Managing the CSS Box Model

Perhaps the most important point to understand about CSS is this: Everything is a box. More specifically, every element in a document generates a box. This box may be a block-level box, or it may be an inline-level box. The box type determines how the element affects page layout.

The CSS Box Model is a concept used to describe the layout and sizing of HTML elements. Each element contains a box for its content, padding, border, and margin. The boxes combine to determine an element’s layout of content as well as how adjacent elements appear alongside it:

Whether or not an element creates a box and which type of box it creates will depend on the markup language. CSS developed as a way to style HTML documents so, as a result, much of the CSS visual rendering model is rooted in HTML’s distinction between block-level and inline elements. By default, elements such as p and section create block-level boxes but a, span, and em create inline boxes. SVG, on the other hand, does not use the box model, so most layout-related CSS properties fail to work with SVG.

Block-level boxes create new blocks of content as can be seen in Figure 4.1. Block-level boxes are rendered vertically according to their source order and (except for tables) expand to fill the available width of their containing element. This is known as normal flow. Block-level boxes have a display value of block, list-item, table, or any of the table-* values (for example, table-cell).

Inline-level boxes, by contrast, do not form new blocks of content. Instead, these boxes make up the lines inside a block box. They’re displayed horizontally and fill the width of the containing box, wrapping across lines if necessary, as shown in Figure 4.2. Inline-level boxes have a display value of inline, inline-block, inline-table, or ruby.
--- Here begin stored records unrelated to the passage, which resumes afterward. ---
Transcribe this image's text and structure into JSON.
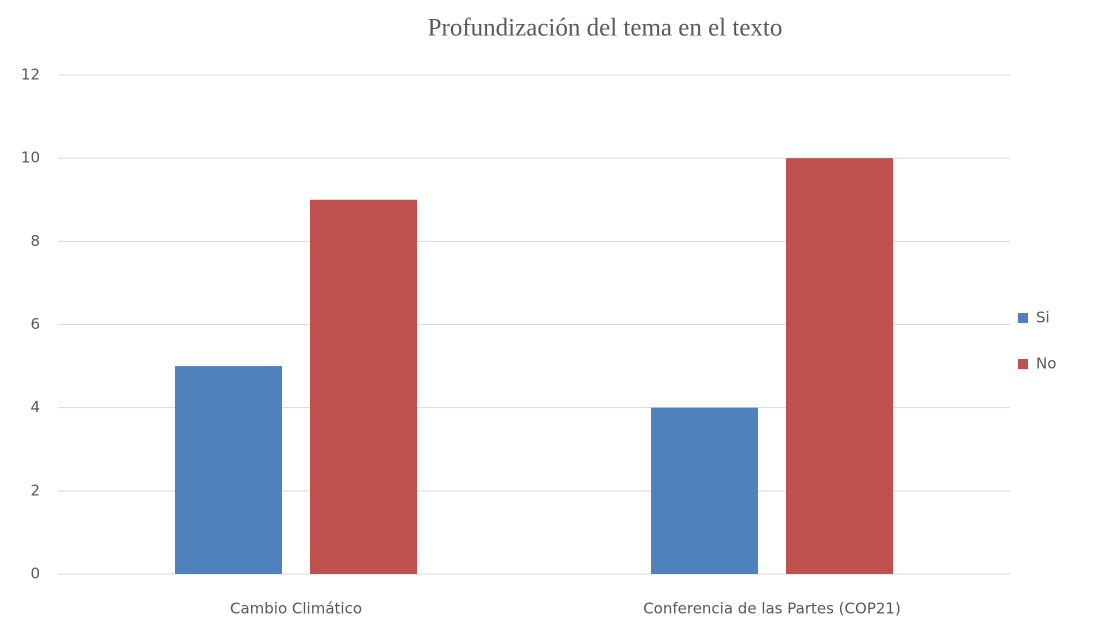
{
  "chart_data": {
    "type": "bar",
    "title": "Profundización del tema en el texto",
    "categories": [
      "Cambio Climático",
      "Conferencia de las Partes (COP21)"
    ],
    "series": [
      {
        "name": "Si",
        "color": "#4f81bd",
        "values": [
          5,
          4
        ]
      },
      {
        "name": "No",
        "color": "#c0504d",
        "values": [
          9,
          10
        ]
      }
    ],
    "ylim": [
      0,
      12
    ],
    "yticks": [
      0,
      2,
      4,
      6,
      8,
      10,
      12
    ],
    "grid": true,
    "legend": "right"
  }
}
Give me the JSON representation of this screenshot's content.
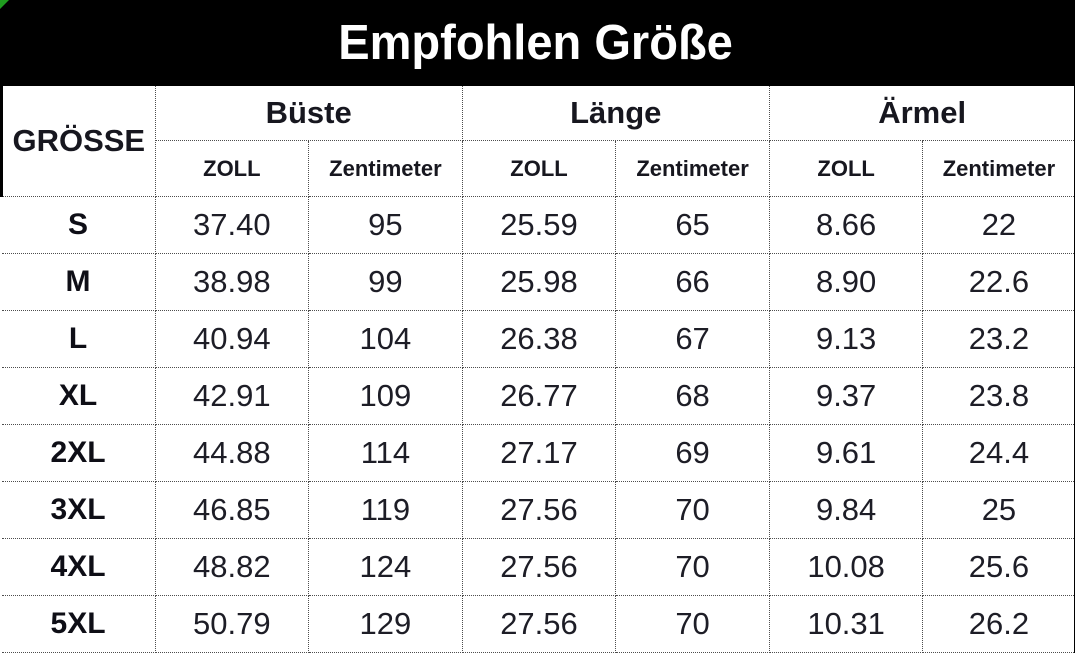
{
  "title": "Empfohlen Größe",
  "table": {
    "size_header": "GRÖSSE",
    "groups": [
      {
        "label": "Büste"
      },
      {
        "label": "Länge"
      },
      {
        "label": "Ärmel"
      }
    ],
    "unit_headers": {
      "inch": "ZOLL",
      "cm": "Zentimeter"
    },
    "rows": [
      {
        "size": "S",
        "values": [
          "37.40",
          "95",
          "25.59",
          "65",
          "8.66",
          "22"
        ]
      },
      {
        "size": "M",
        "values": [
          "38.98",
          "99",
          "25.98",
          "66",
          "8.90",
          "22.6"
        ]
      },
      {
        "size": "L",
        "values": [
          "40.94",
          "104",
          "26.38",
          "67",
          "9.13",
          "23.2"
        ]
      },
      {
        "size": "XL",
        "values": [
          "42.91",
          "109",
          "26.77",
          "68",
          "9.37",
          "23.8"
        ]
      },
      {
        "size": "2XL",
        "values": [
          "44.88",
          "114",
          "27.17",
          "69",
          "9.61",
          "24.4"
        ]
      },
      {
        "size": "3XL",
        "values": [
          "46.85",
          "119",
          "27.56",
          "70",
          "9.84",
          "25"
        ]
      },
      {
        "size": "4XL",
        "values": [
          "48.82",
          "124",
          "27.56",
          "70",
          "10.08",
          "25.6"
        ]
      },
      {
        "size": "5XL",
        "values": [
          "50.79",
          "129",
          "27.56",
          "70",
          "10.31",
          "26.2"
        ]
      }
    ],
    "colors": {
      "header_bg": "#000000",
      "header_text": "#ffffff",
      "grid_line": "#4d4d4d",
      "corner_marker": "#1f9d1f"
    }
  }
}
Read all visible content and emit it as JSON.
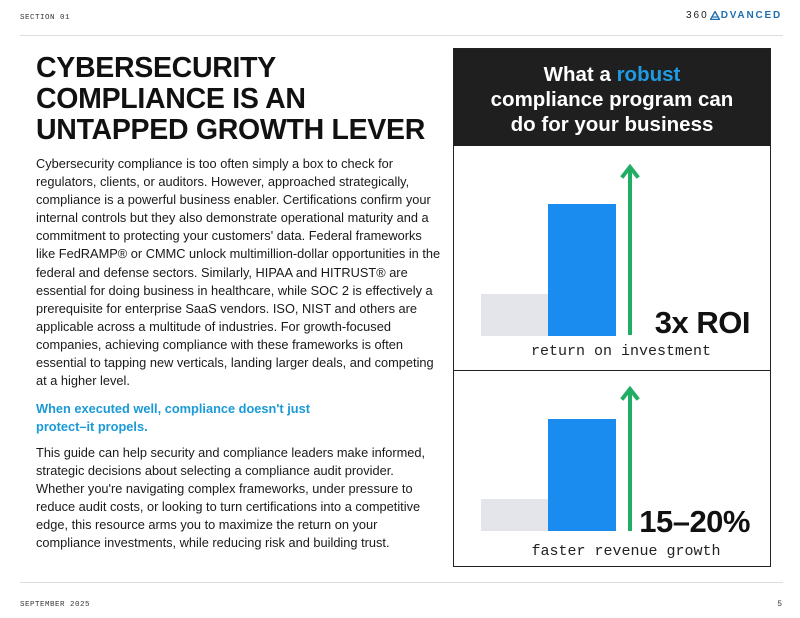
{
  "header": {
    "section_label": "SECTION 01",
    "logo": {
      "number": "360",
      "word": "DVANCED",
      "icon": "a-triangle-logo-icon",
      "brand_color": "#1f6fb0"
    }
  },
  "headline": [
    "CYBERSECURITY",
    "COMPLIANCE IS AN",
    "UNTAPPED GROWTH LEVER"
  ],
  "body": {
    "paragraph1": "Cybersecurity compliance is too often simply a box to check for regulators, clients, or auditors. However, approached strategically, compliance is a powerful business enabler. Certifications confirm your internal controls but they also demonstrate operational maturity and a commitment to protecting your customers' data. Federal frameworks like FedRAMP® or CMMC unlock multimillion-dollar opportunities in the federal and defense sectors. Similarly, HIPAA and HITRUST® are essential for doing business in healthcare, while SOC 2 is effectively a prerequisite for enterprise SaaS vendors. ISO, NIST and others are applicable across a multitude of industries. For growth-focused companies, achieving compliance with these frameworks is often essential to tapping new verticals, landing larger deals, and competing at a higher level.",
    "callout": "When executed well, compliance doesn't just protect–it propels.",
    "paragraph2": "This guide can help security and compliance leaders make informed, strategic decisions about selecting a compliance audit provider. Whether you're navigating complex frameworks, under pressure to reduce audit costs, or looking to turn certifications into a competitive edge, this resource arms you to maximize the return on your compliance investments, while reducing risk and building trust."
  },
  "panel": {
    "title_pre": "What a ",
    "title_accent": "robust",
    "title_line2": "compliance program can",
    "title_line3": "do for your business",
    "stats": [
      {
        "value": "3x ROI",
        "label": "return on investment",
        "bars": [
          0.3,
          1.0
        ]
      },
      {
        "value": "15–20%",
        "label": "faster revenue growth",
        "bars": [
          0.3,
          1.0
        ]
      }
    ]
  },
  "colors": {
    "accent_blue": "#1f9be3",
    "bar_blue": "#1a8cf0",
    "bar_gray": "#e4e5ea",
    "arrow_green": "#1fae63",
    "dark": "#1f1f1f"
  },
  "footer": {
    "date": "SEPTEMBER 2025",
    "page": "5"
  }
}
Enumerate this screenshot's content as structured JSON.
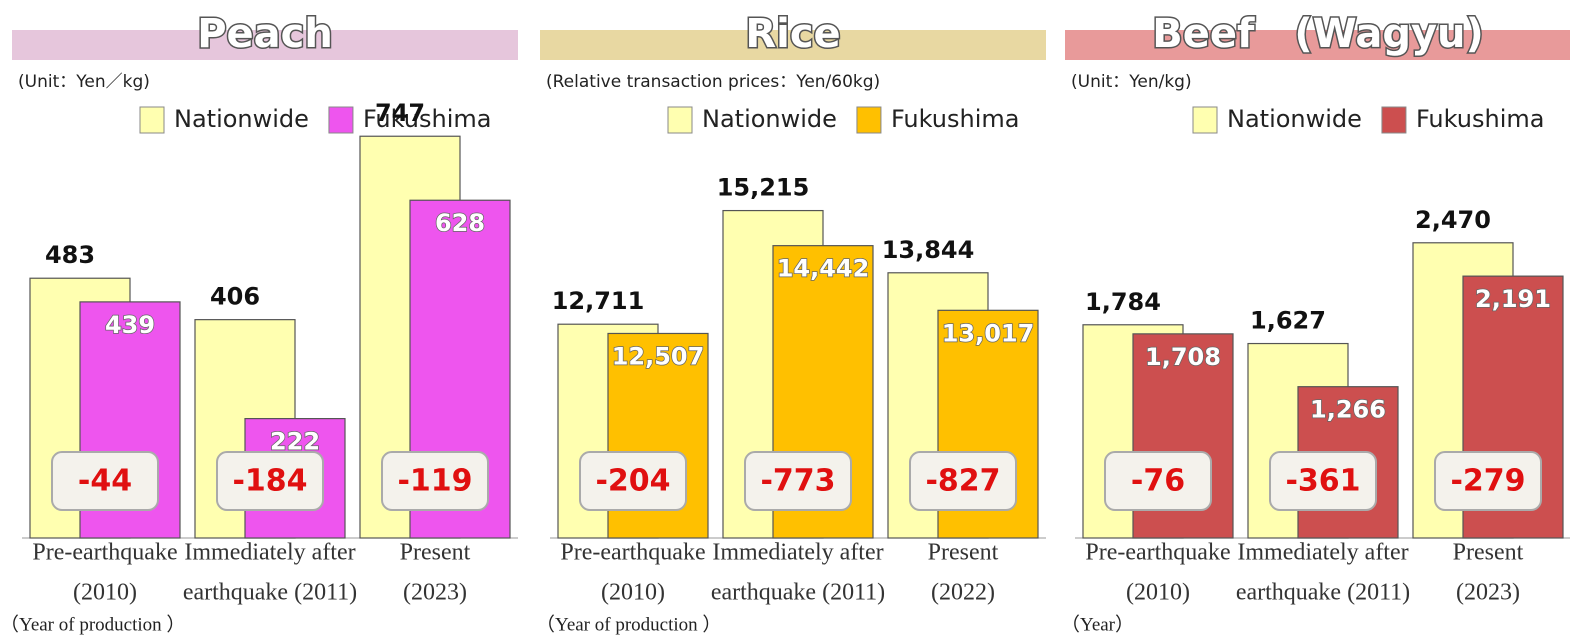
{
  "chart_data": [
    {
      "type": "bar",
      "title": "Peach",
      "title_color": "#e6c6dc",
      "subtitle": "(Unit：Yen／kg)",
      "categories": [
        [
          "Pre-earthquake",
          "(2010)"
        ],
        [
          "Immediately after",
          "earthquake (2011)"
        ],
        [
          "Present",
          "(2023)"
        ]
      ],
      "series": [
        {
          "name": "Nationwide",
          "color": "#ffffb0",
          "values": [
            483,
            406,
            747
          ]
        },
        {
          "name": "Fukushima",
          "color": "#ee55ee",
          "values": [
            439,
            222,
            628
          ]
        }
      ],
      "differences": [
        -44,
        -184,
        -119
      ],
      "x_note": "（Year of production ）",
      "ylim": [
        0,
        740
      ]
    },
    {
      "type": "bar",
      "title": "Rice",
      "title_color": "#e8d8a2",
      "subtitle": "(Relative transaction prices：Yen/60kg)",
      "categories": [
        [
          "Pre-earthquake",
          "(2010)"
        ],
        [
          "Immediately after",
          "earthquake (2011)"
        ],
        [
          "Present",
          "(2022)"
        ]
      ],
      "series": [
        {
          "name": "Nationwide",
          "color": "#ffffb0",
          "values": [
            12711,
            15215,
            13844
          ],
          "value_labels": [
            "12,711",
            "15,215",
            "13,844"
          ]
        },
        {
          "name": "Fukushima",
          "color": "#ffc000",
          "values": [
            12507,
            14442,
            13017
          ],
          "value_labels": [
            "12,507",
            "14,442",
            "13,017"
          ]
        }
      ],
      "differences": [
        -204,
        -773,
        -827
      ],
      "x_note": "（Year of production ）",
      "ylim": [
        8000,
        16770
      ]
    },
    {
      "type": "bar",
      "title": "Beef　(Wagyu)",
      "title_color": "#e89a9a",
      "subtitle": "(Unit：Yen/kg)",
      "categories": [
        [
          "Pre-earthquake",
          "(2010)"
        ],
        [
          "Immediately after",
          "earthquake (2011)"
        ],
        [
          "Present",
          "(2023)"
        ]
      ],
      "series": [
        {
          "name": "Nationwide",
          "color": "#ffffb0",
          "values": [
            1784,
            1627,
            2470
          ],
          "value_labels": [
            "1,784",
            "1,627",
            "2,470"
          ]
        },
        {
          "name": "Fukushima",
          "color": "#cc4f4f",
          "values": [
            1708,
            1266,
            2191
          ],
          "value_labels": [
            "1,708",
            "1,266",
            "2,191"
          ]
        }
      ],
      "differences": [
        -76,
        -361,
        -279
      ],
      "x_note": "（Year）",
      "ylim": [
        0,
        3330
      ]
    }
  ]
}
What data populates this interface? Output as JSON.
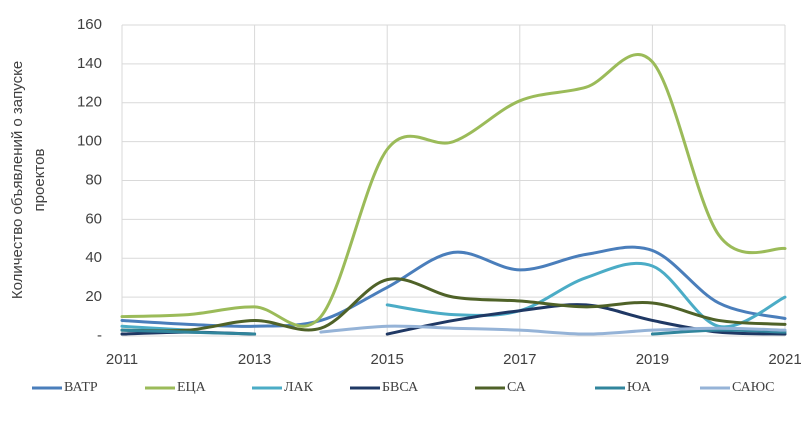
{
  "chart_data": {
    "type": "line",
    "ylabel": [
      "Количество объявлений о запуске",
      "проектов"
    ],
    "x": [
      2011,
      2012,
      2013,
      2014,
      2015,
      2016,
      2017,
      2018,
      2019,
      2020,
      2021
    ],
    "xlim": [
      2011,
      2021
    ],
    "xticks": [
      2011,
      2013,
      2015,
      2017,
      2019,
      2021
    ],
    "ylim": [
      0,
      160
    ],
    "yticks": [
      {
        "value": 0,
        "label": "-"
      },
      20,
      40,
      60,
      80,
      100,
      120,
      140,
      160
    ],
    "grid": true,
    "legend": "bottom",
    "series": [
      {
        "name": "ВАТР",
        "color": "#4a7ebb",
        "values": [
          8,
          6,
          5,
          8,
          25,
          43,
          34,
          42,
          44,
          17,
          9
        ]
      },
      {
        "name": "ЕЦА",
        "color": "#9bbb59",
        "values": [
          10,
          11,
          15,
          10,
          96,
          100,
          121,
          128,
          141,
          52,
          45
        ]
      },
      {
        "name": "ЛАК",
        "color": "#4bacc6",
        "values": [
          5,
          3,
          null,
          null,
          16,
          11,
          13,
          30,
          36,
          5,
          20
        ]
      },
      {
        "name": "БВСА",
        "color": "#1f3864",
        "values": [
          1,
          2,
          1,
          null,
          1,
          8,
          13,
          16,
          8,
          2,
          1
        ]
      },
      {
        "name": "СА",
        "color": "#4f6228",
        "values": [
          3,
          3,
          8,
          4,
          29,
          20,
          18,
          15,
          17,
          8,
          6
        ]
      },
      {
        "name": "ЮА",
        "color": "#31859c",
        "values": [
          3,
          2,
          1,
          null,
          null,
          null,
          null,
          null,
          1,
          3,
          2
        ]
      },
      {
        "name": "САЮС",
        "color": "#95b3d7",
        "values": [
          null,
          null,
          null,
          2,
          5,
          4,
          3,
          1,
          3,
          4,
          3
        ]
      }
    ]
  }
}
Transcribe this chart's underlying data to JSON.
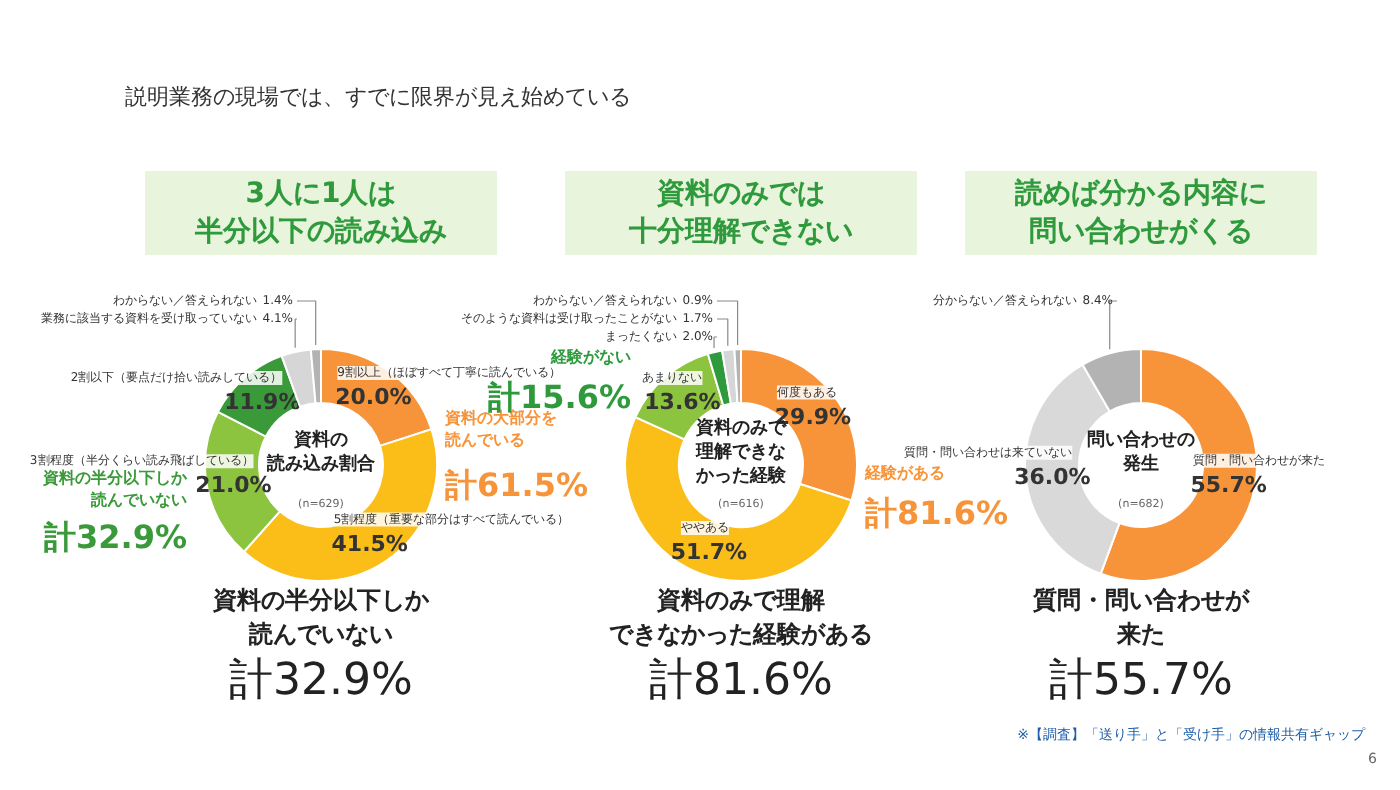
{
  "chart_data": [
    {
      "type": "donut",
      "title": "3人に1人は半分以下の読み込み",
      "categories": [
        "9割以上（ほぼすべて丁寧に読んでいる）",
        "5割程度（重要な部分はすべて読んでいる）",
        "3割程度（半分くらい読み飛ばしている）",
        "2割以下（要点だけ拾い読みしている）",
        "業務に該当する資料を受け取っていない",
        "わからない／答えられない"
      ],
      "values": [
        20.0,
        41.5,
        21.0,
        11.9,
        4.1,
        1.4
      ],
      "value_labels": [
        "20.0%",
        "41.5%",
        "21.0%",
        "11.9%",
        "4.1%",
        "1.4%"
      ],
      "colors": [
        "#f7943a",
        "#fbbd18",
        "#8cc43f",
        "#3a9a3a",
        "#d6d6d6",
        "#b3b3b3"
      ],
      "annotations": [
        "資料の読み込み割合",
        "(n=629)",
        "資料の大部分を読んでいる",
        "計61.5%",
        "資料の半分以下しか読んでいない",
        "計32.9%",
        "資料の半分以下しか読んでいない",
        "計32.9%",
        "説明業務の現場では、すでに限界が見え始めている"
      ]
    },
    {
      "type": "donut",
      "title": "資料のみでは十分理解できない",
      "categories": [
        "何度もある",
        "ややある",
        "あまりない",
        "まったくない",
        "そのような資料は受け取ったことがない",
        "わからない／答えられない"
      ],
      "values": [
        29.9,
        51.7,
        13.6,
        2.0,
        1.7,
        0.9
      ],
      "value_labels": [
        "29.9%",
        "51.7%",
        "13.6%",
        "2.0%",
        "1.7%",
        "0.9%"
      ],
      "colors": [
        "#f7943a",
        "#fbbd18",
        "#8cc43f",
        "#2e9a3c",
        "#d6d6d6",
        "#b3b3b3"
      ],
      "annotations": [
        "資料のみで理解できなかった経験",
        "(n=616)",
        "経験がある",
        "計81.6%",
        "経験がない",
        "計15.6%",
        "資料のみで理解できなかった経験がある",
        "計81.6%"
      ]
    },
    {
      "type": "donut",
      "title": "読めば分かる内容に問い合わせがくる",
      "categories": [
        "質問・問い合わせが来た",
        "質問・問い合わせは来ていない",
        "分からない／答えられない"
      ],
      "values": [
        55.7,
        36.0,
        8.4
      ],
      "value_labels": [
        "55.7%",
        "36.0%",
        "8.4%"
      ],
      "colors": [
        "#f7943a",
        "#d9d9d9",
        "#b3b3b3"
      ],
      "annotations": [
        "問い合わせの発生",
        "(n=682)",
        null,
        null,
        null,
        null,
        "質問・問い合わせが来た",
        "計55.7%",
        "※【調査】「送り手」と「受け手」の情報共有ギャップ",
        "6"
      ]
    }
  ]
}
But how are the dimensions of the box calculated? Here is where it becomes more complicated. As seen in Figure 4.3, box dimensions are the sum of the box’s content area, plus its padding width, and border width. The margin width creates a margin box for the element, and affects other elements in the document; however, the margin width has no effect on the dimensions of the box itself.

For instance, a p element with width: 300px, padding: 20px, and border: 10px has a calculated width of 360 pixels. That’s the sum of its width, left and right padding, and left and right border-width properties. To create an element that is 300 pixels wide with 20 pixels of padding and a 10 pixel border, the width needs to be 240px. Most leading browsers calculated the width in just this way.

Partly as a way to resolve competing models of browsers, the CSS working group introduced the box-sizing property. It lets us choose the box model implementation that we prefer, and greatly simplifies calculations when working with responsive designs.

Choosing a Box Model with box-sizing

The box-sizing property is defined in the CSS Basic User Interface Module Level 3 specification. It has two possible values: content-box and border-box.

Initially, the value of box-sizing is content-box. With this value, setting the width and height properties of an element affect the size of its content area. This matches the behavior defined by the CSS 2.1 specification, and it’s the default behavior in modern browsers (as presented in Figure 4.4).

Setting the value of box-sizing to border-box creates a little bit of magic. Now, the values of width and height will be applied to the outer border edge instead of the content area. Borders and padding are drawn inside the element box, matching the old Internet Explorer 5.5 behavior. Let’s look at an example that mixes percentage widths and px units for padding and borders:

<div class="wrapper">
<article>
<h2>This is a headline</h2>
<p>Lorem ipsum dolor sit amet, consectetur adipisicing ... </p>
</article>
<aside>
<h2>This is a secondary headline</h2>
<p>Lorem ipsum dolor sit amet, consectetur adipisicing ... </p>
</aside>
</div>

Both our article and aside elements have the following CSS applied, which gives us the layout shown in Figure 4.5 where the first element has a width of 60% while the second has a width of 40%:

article, aside {
background: #FFEB3B;
border: 10px solid #9C27B0;
float: left;
padding: 10px;
}
article {
width: 60%;
}
aside {
width: 40%;
}

By default, both aside and article have a box-sizing value of content-box. The border-width and padding values add 40 pixels to the width of each element, which throws off the 60%/40% split considerably. Now let’s add box-sizing: border-box to the article and aside elements:

article, aside {
box-sizing: border-box;
}

You can see the change in Figure 4.6: the elements have the same width, but the box-sizing: border-box means that the width includes the border and padding. Because the width property applies to the border edge instead of the content area, our elements now fit side by side.

I’d suggest that you use box-sizing: border-box in your projects. It makes life easier, as there’s no need to calculate the width value to account for the values of padding and border, and boxes behave more predictably.

The best way to apply box-sizing: border-box is with reset rules. The following example is from Chris Coyier’s CSS-Tricks post, Inheriting box-sizing Probably Slightly Better Best-Practice:

html {
box-sizing: border-box;
}

*, *:before, *:after {
box-sizing: inherit;
}

This applies border-box sizing to every element by default, without affecting the box-sizing behavior of existing parts of your project. If you know that there will be no third-party or legacy components that rely on content-box behavior, you can simplify these rules:

*,
*:before,
*:after {
box-sizing: border-box;
}

Managing the box model is just one ingredient in understanding how to create complex layouts.